Samsung SAIL Montréal researchers have developed a remarkably small neural network that challenges conventional wisdom about AI performance. Their 7-million-parameter model achieves superior results on reasoning benchmarks compared to industry giants like DeepSeek-R1, Gemini 2.5 Pro, and o3-mini, despite being thousands of times smaller.
A Surprising Breakthrough in AI
Trader VraserX recently highlighted this development, noting how the compact model defied expectations by beating much larger language models on ARC-AGI reasoning tasks.

The research, detailed in Alexia Jolicoeur-Martineau's paper "Less is More: Recursive Reasoning with Tiny Networks," takes a fundamentally different approach than the industry's prevailing "bigger is better" mentality. Rather than adding billions of parameters, the team focused on enabling more thoughtful, iterative reasoning processes.

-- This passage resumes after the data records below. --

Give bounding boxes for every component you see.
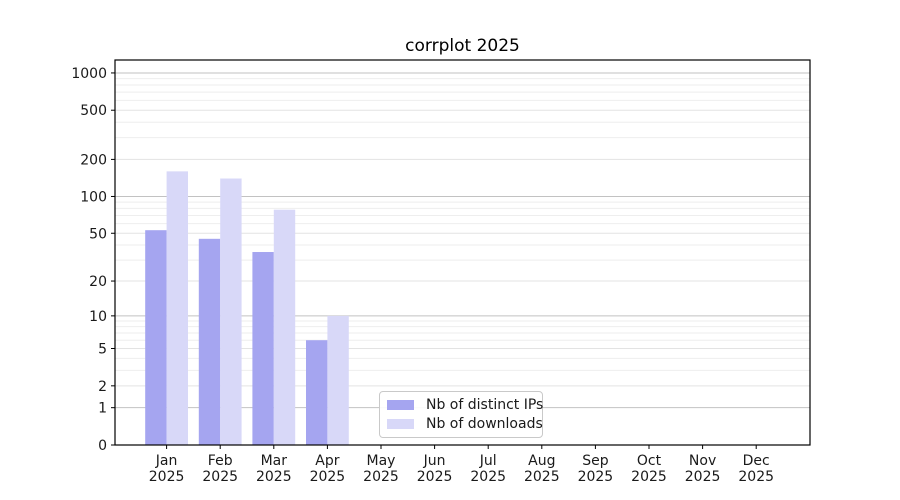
plot-border: [114, 59, 811, 446]
x-tick-label: Oct 2025: [631, 453, 667, 485]
legend-label: Nb of downloads: [426, 416, 543, 432]
x-tick-label: Aug 2025: [524, 453, 560, 485]
y-tick-label: 5: [98, 342, 107, 358]
y-tick-label: 10: [89, 309, 107, 325]
x-tick-label: Nov 2025: [685, 453, 721, 485]
x-tick-label: May 2025: [363, 453, 399, 485]
y-tick-label: 0: [98, 438, 107, 454]
bar: [273, 209, 296, 445]
legend-swatch: [387, 419, 414, 429]
x-tick-label: Feb 2025: [202, 453, 238, 485]
x-tick-label: Jul 2025: [470, 453, 506, 485]
y-tick-label: 200: [80, 152, 107, 168]
y-tick-label: 2: [98, 379, 107, 395]
y-tick-label: 1000: [71, 66, 107, 82]
y-tick-label: 20: [89, 274, 107, 290]
x-tick-label: Dec 2025: [738, 453, 774, 485]
y-tick-label: 500: [80, 103, 107, 119]
bar: [145, 230, 167, 445]
x-tick-label: Sep 2025: [578, 453, 614, 485]
bar: [166, 171, 188, 446]
bar: [252, 252, 274, 445]
y-tick-label: 50: [89, 226, 107, 242]
y-tick-label: 1: [98, 401, 107, 417]
legend-item: Nb of downloads: [387, 416, 543, 432]
chart-title: corrplot 2025: [405, 36, 520, 56]
y-tick-label: 100: [80, 189, 107, 205]
x-tick-label: Jan 2025: [149, 453, 185, 485]
x-tick-label: Apr 2025: [310, 453, 346, 485]
legend-label: Nb of distinct IPs: [426, 397, 544, 413]
legend: Nb of distinct IPs Nb of downloads: [379, 391, 543, 438]
legend-item: Nb of distinct IPs: [387, 397, 543, 413]
bar: [220, 178, 242, 445]
bar: [327, 315, 349, 445]
x-tick-label: Mar 2025: [256, 453, 292, 485]
x-tick-label: Jun 2025: [417, 453, 453, 485]
legend-swatch: [387, 400, 414, 410]
bar: [198, 238, 221, 445]
bar: [306, 340, 328, 445]
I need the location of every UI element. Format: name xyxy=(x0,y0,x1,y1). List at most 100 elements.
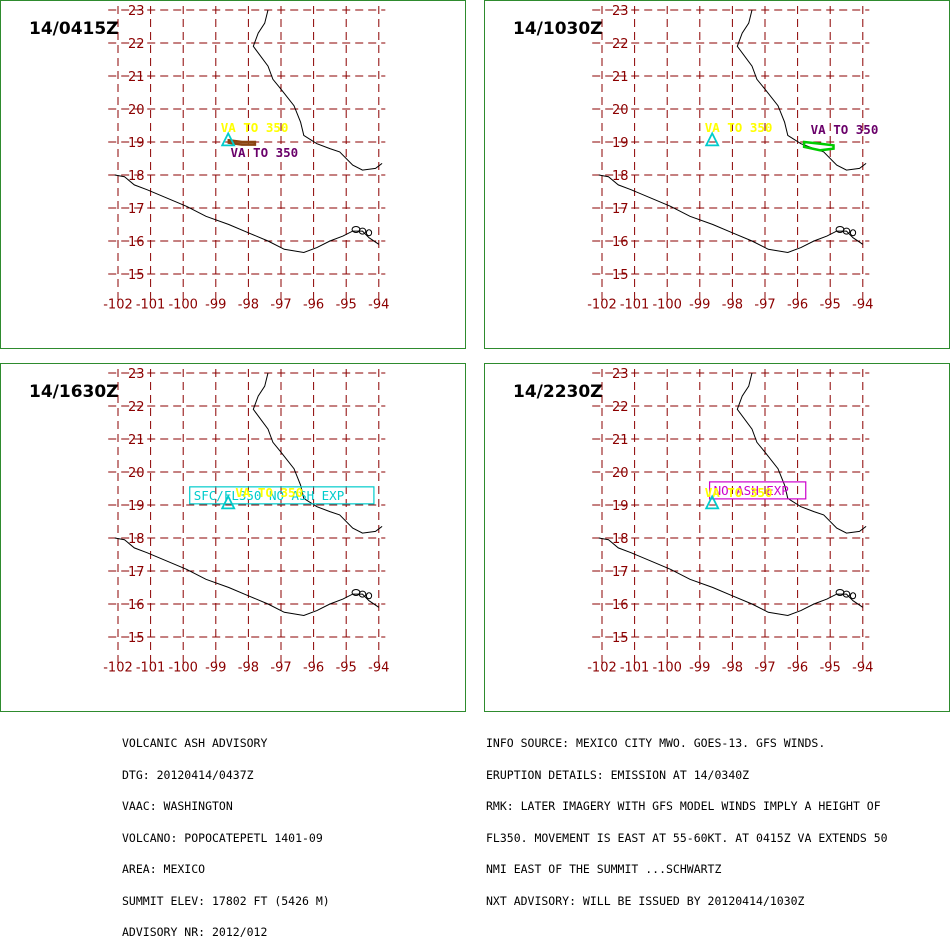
lon-label: -101 xyxy=(136,298,166,313)
advisory-line: NMI EAST OF THE SUMMIT ...SCHWARTZ xyxy=(486,862,722,876)
lagoon xyxy=(842,590,851,598)
lagoon xyxy=(358,227,367,235)
ash-plume-polygon xyxy=(227,138,257,146)
lat-label: 18 xyxy=(612,169,629,184)
lat-label: 15 xyxy=(128,631,145,646)
lat-label: 22 xyxy=(128,400,145,415)
lat-label: 23 xyxy=(128,4,145,19)
lat-label: 15 xyxy=(128,268,145,283)
lon-label: -97 xyxy=(754,298,775,313)
lon-label: -95 xyxy=(336,661,357,676)
lon-label: -99 xyxy=(689,298,710,313)
lat-label: 17 xyxy=(128,565,145,580)
lat-label: 22 xyxy=(612,400,629,415)
lat-label: 15 xyxy=(612,268,629,283)
advisory-line: FL350. MOVEMENT IS EAST AT 55-60KT. AT 0… xyxy=(486,830,888,845)
lagoon xyxy=(849,229,857,237)
lon-label: -96 xyxy=(303,661,324,676)
ash-height-label: VA TO 350 xyxy=(235,485,303,500)
lon-label: -101 xyxy=(620,661,650,676)
volcano-icon xyxy=(220,494,236,510)
advisory-line: VOLCANO: POPOCATEPETL 1401-09 xyxy=(122,830,323,845)
ash-height-label: VA TO 350 xyxy=(705,485,773,500)
lon-label: -94 xyxy=(368,661,389,676)
lon-label: -97 xyxy=(754,661,775,676)
lat-label: 23 xyxy=(612,4,629,19)
lat-label: 22 xyxy=(128,37,145,52)
volcano-icon xyxy=(220,131,236,147)
lon-label: -100 xyxy=(652,661,682,676)
advisory-line: ADVISORY NR: 2012/012 xyxy=(122,925,268,939)
lat-label: 20 xyxy=(128,103,145,118)
lon-label: -98 xyxy=(722,661,743,676)
lat-label: 20 xyxy=(612,103,629,118)
lon-label: -95 xyxy=(820,298,841,313)
advisory-remarks-text: INFO SOURCE: MEXICO CITY MWO. GOES-13. G… xyxy=(486,717,888,917)
advisory-line: ERUPTION DETAILS: EMISSION AT 14/0340Z xyxy=(486,767,750,782)
lagoon xyxy=(358,590,367,598)
lon-label: -97 xyxy=(270,661,291,676)
lon-label: -101 xyxy=(136,661,166,676)
lat-label: 21 xyxy=(612,70,629,85)
volcano-icon xyxy=(704,494,720,510)
advisory-line: RMK: LATER IMAGERY WITH GFS MODEL WINDS … xyxy=(486,799,881,813)
lon-label: -102 xyxy=(103,661,133,676)
map-panel-2230: 23 22 21 20 19 18 17 16 15 -102 -101 -100 -99 -98 -97-… xyxy=(484,363,950,712)
advisory-line: AREA: MEXICO xyxy=(122,862,206,876)
lon-label: -94 xyxy=(852,298,873,313)
lon-label: -96 xyxy=(787,661,808,676)
lat-label: 23 xyxy=(128,367,145,382)
lat-label: 17 xyxy=(612,565,629,580)
map-panel-1030: 23 22 21 20 19 18 17 16 15 -102 -101 -100 -99 -98 -97-… xyxy=(484,0,950,349)
lon-label: -101 xyxy=(620,298,650,313)
lon-label: -94 xyxy=(852,661,873,676)
volcano-icon xyxy=(704,131,720,147)
ash-height-label: VA TO 350 xyxy=(811,122,879,137)
coastline-gulf xyxy=(252,9,383,171)
lon-label: -100 xyxy=(168,661,198,676)
lon-label: -96 xyxy=(787,298,808,313)
lon-label: -95 xyxy=(820,661,841,676)
lon-label: -94 xyxy=(368,298,389,313)
forecast-box-label: NO ASH EXP xyxy=(714,483,789,498)
lon-label: -102 xyxy=(587,298,617,313)
lat-label: 22 xyxy=(612,37,629,52)
coastline-gulf xyxy=(736,9,867,171)
lon-label: -102 xyxy=(587,661,617,676)
advisory-line: VOLCANIC ASH ADVISORY xyxy=(122,736,268,750)
lon-label: -98 xyxy=(722,298,743,313)
lagoon xyxy=(365,229,373,237)
lon-label: -98 xyxy=(238,661,259,676)
lat-label: 16 xyxy=(612,235,629,250)
ash-plume-polygon xyxy=(802,140,835,152)
lon-label: -96 xyxy=(303,298,324,313)
lon-label: -99 xyxy=(689,661,710,676)
lat-label: 20 xyxy=(612,466,629,481)
lat-label: 16 xyxy=(612,598,629,613)
advisory-line: SUMMIT ELEV: 17802 FT (5426 M) xyxy=(122,893,330,908)
lat-label: 18 xyxy=(128,532,145,547)
lat-label: 19 xyxy=(128,136,145,151)
lagoon xyxy=(842,227,851,235)
lat-label: 15 xyxy=(612,631,629,646)
advisory-line: VAAC: WASHINGTON xyxy=(122,799,233,813)
advisory-line: DTG: 20120414/0437Z xyxy=(122,767,254,782)
lon-label: -99 xyxy=(205,298,226,313)
lat-label: 18 xyxy=(128,169,145,184)
lagoon xyxy=(365,592,373,600)
lat-label: 16 xyxy=(128,235,145,250)
map-panel-0415: 23 22 21 20 19 18 17 16 15 -102 -101 -100 -99 -98 -97-… xyxy=(0,0,466,349)
lon-label: -100 xyxy=(652,298,682,313)
coastline-gulf xyxy=(736,372,867,534)
advisory-line: INFO SOURCE: MEXICO CITY MWO. GOES-13. G… xyxy=(486,736,826,750)
lon-label: -102 xyxy=(103,298,133,313)
lat-label: 18 xyxy=(612,532,629,547)
panel-time-label: 14/0415Z xyxy=(29,19,119,39)
panel-time-label: 14/1030Z xyxy=(513,19,603,39)
coastline-gulf xyxy=(252,372,383,534)
lat-label: 16 xyxy=(128,598,145,613)
lat-label: 17 xyxy=(612,202,629,217)
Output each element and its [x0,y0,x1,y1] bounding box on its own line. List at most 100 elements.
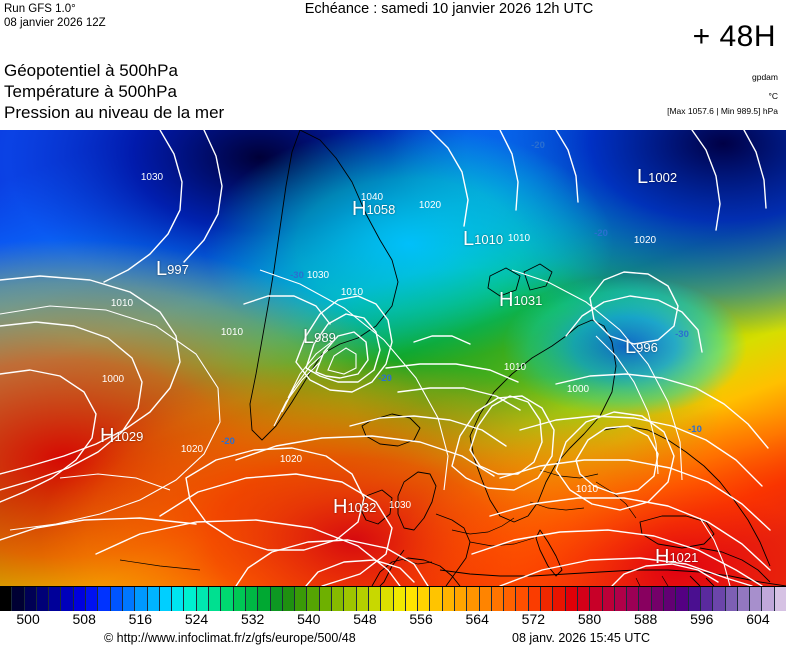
map-footer: © http://www.infoclimat.fr/z/gfs/europe/… [0,631,786,648]
colorbar-swatch [344,587,357,611]
unit-temperature: °C [768,91,778,101]
title-sea-level-pressure: Pression au niveau de la mer [4,103,225,122]
temperature-label: -30 [290,270,304,281]
colorbar-swatches [0,587,786,611]
colorbar-swatch [258,587,271,611]
colorbar-swatch [676,587,689,611]
temperature-contours [0,269,731,586]
colorbar-tick: 596 [690,611,714,627]
colorbar-swatch [172,587,185,611]
isobar-label: 1010 [576,484,599,495]
colorbar-swatch [491,587,505,611]
isobar-label: 1010 [111,298,134,309]
colorbar-swatch [295,587,308,611]
colorbar-swatch [405,587,419,611]
isobar-label: 1020 [419,200,442,211]
isobar-label: 1040 [361,192,384,203]
colorbar-swatch [196,587,210,611]
colorbar-tick: 508 [72,611,96,627]
geopotential-temperature-field [0,130,786,586]
colorbar-tick: 556 [409,611,433,627]
colorbar-swatch [479,587,492,611]
map-canvas[interactable]: .isoline{fill:none;stroke:#ffffff;stroke… [0,130,786,587]
colorbar-swatch [737,587,751,611]
colorbar-swatch [135,587,148,611]
temperature-label: -10 [688,424,702,435]
colorbar-tick: 588 [633,611,658,627]
colorbar-swatch [122,587,136,611]
colorbar-tick-labels: 500 508 516 524 532 540 548 556 564 572 580 588 596 6… [0,611,786,631]
isobar-label: 1020 [280,454,303,465]
colorbar-swatch [430,587,443,611]
colorbar-tick: 500 [16,611,40,627]
isobar-label: 1030 [389,500,412,511]
run-model-label: Run GFS 1.0° [4,3,76,15]
colorbar-swatch [381,587,394,611]
colorbar-swatch [393,587,406,611]
colorbar-tick: 580 [577,611,602,627]
unit-geopotential: gpdam [752,72,778,82]
colorbar[interactable] [0,587,786,611]
colorbar-tick: 540 [297,611,321,627]
colorbar-swatch [639,587,652,611]
temperature-label: -30 [675,329,689,340]
isobar-label: 1010 [221,327,244,338]
colorbar-swatch [664,587,677,611]
lead-time-label: + 48H [692,20,776,53]
isobar-label: 1030 [141,172,164,183]
map-title-block: Géopotentiel à 500hPa Température à 500h… [4,60,224,123]
isobar-label: 1020 [181,444,204,455]
colorbar-swatch [73,587,87,611]
coastlines [249,130,786,586]
colorbar-swatch [774,587,786,611]
map-field-svg: .isoline{fill:none;stroke:#ffffff;stroke… [0,130,786,586]
colorbar-tick: 548 [353,611,377,627]
map-header: Run GFS 1.0° 08 janvier 2026 12Z Echéanc… [0,0,786,130]
isobar-label: 1020 [634,235,657,246]
title-temperature: Température à 500hPa [4,82,177,101]
colorbar-swatch [750,587,763,611]
colorbar-swatch [356,587,369,611]
colorbar-swatch [577,587,591,611]
temperature-label: -20 [221,436,235,447]
colorbar-swatch [307,587,320,611]
isobar-label: 1030 [307,270,330,281]
colorbar-swatch [24,587,37,611]
colorbar-swatch [332,587,345,611]
colorbar-tick: 572 [521,611,546,627]
colorbar-tick: 564 [465,611,489,627]
colorbar-swatch [319,587,333,611]
colorbar-swatch [368,587,382,611]
colorbar-tick: 516 [128,611,153,627]
colorbar-swatch [110,587,123,611]
contour-labels: 1020 1020 1010 1030 1040 1030 1010 1000 1010 1010… [102,140,702,511]
colorbar-swatch [12,587,25,611]
colorbar-swatch [221,587,234,611]
isobar-label: 1000 [102,374,125,385]
credit-link[interactable]: © http://www.infoclimat.fr/z/gfs/europe/… [104,631,356,645]
colorbar-swatch [98,587,111,611]
isobars [0,130,771,586]
colorbar-swatch [270,587,283,611]
colorbar-tick: 524 [184,611,209,627]
colorbar-swatch [504,587,517,611]
forecast-validity-label: Echéance : samedi 10 janvier 2026 12h UT… [304,1,594,17]
colorbar-swatch [688,587,701,611]
colorbar-swatch [700,587,714,611]
colorbar-swatch [762,587,775,611]
colorbar-swatch [36,587,50,611]
colorbar-swatch [590,587,603,611]
isobar-label: 1000 [567,384,590,395]
colorbar-swatch [528,587,542,611]
colorbar-swatch [553,587,566,611]
colorbar-swatch [209,587,222,611]
colorbar-swatch [49,587,62,611]
country-borders [119,469,669,586]
colorbar-swatch [614,587,628,611]
temperature-label: -20 [378,373,392,384]
colorbar-swatch [602,587,615,611]
colorbar-swatch [233,587,246,611]
colorbar-tick: 532 [240,611,265,627]
colorbar-swatch [184,587,197,611]
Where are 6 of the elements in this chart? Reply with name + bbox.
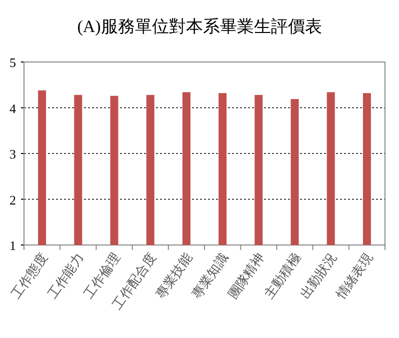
y-tick-label: 1 [10,238,16,253]
y-tick-label: 2 [10,192,16,208]
y-tick-label: 3 [10,146,16,162]
y-tick-label: 4 [10,100,16,116]
chart-title: (A)服務單位對本系畢業生評價表 [77,17,322,36]
y-tick-label: 5 [10,55,16,70]
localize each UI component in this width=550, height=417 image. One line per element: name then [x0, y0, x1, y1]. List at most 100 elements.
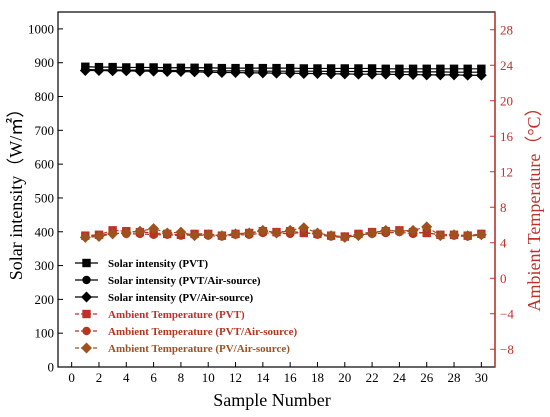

How Tiny Recursive Model Works
The Tiny Recursive Model (TRM) architecture relies on just two neural network layers but compensates through recursive inference. It achieves 45% accuracy on ARC-AGI-1 and 8% on the more challenging ARC-AGI-2 benchmark, outperforming many models that are 10,000 times larger. The system works by generating an initial answer, then critiquing and refining its own output through up to 16 iterations. This approach mirrors human problem-solving, where reflection and correction often prove more valuable than raw computational power.
Why This Matters
ARC-AGI stands apart from typical AI benchmarks because it tests genuine reasoning ability rather than pattern recognition or memorization. Strong performance with such minimal resources opens several practical possibilities. The model's compact size makes it feasible for on-device deployment on laptops or smartphones, keeping data processing local and private. Operating costs drop dramatically when you need a fraction of the hardware and energy required by billion-parameter systems. Perhaps most significantly, this work suggests the field may be reaching an inflection point where architectural innovation matters more than simply adding parameters.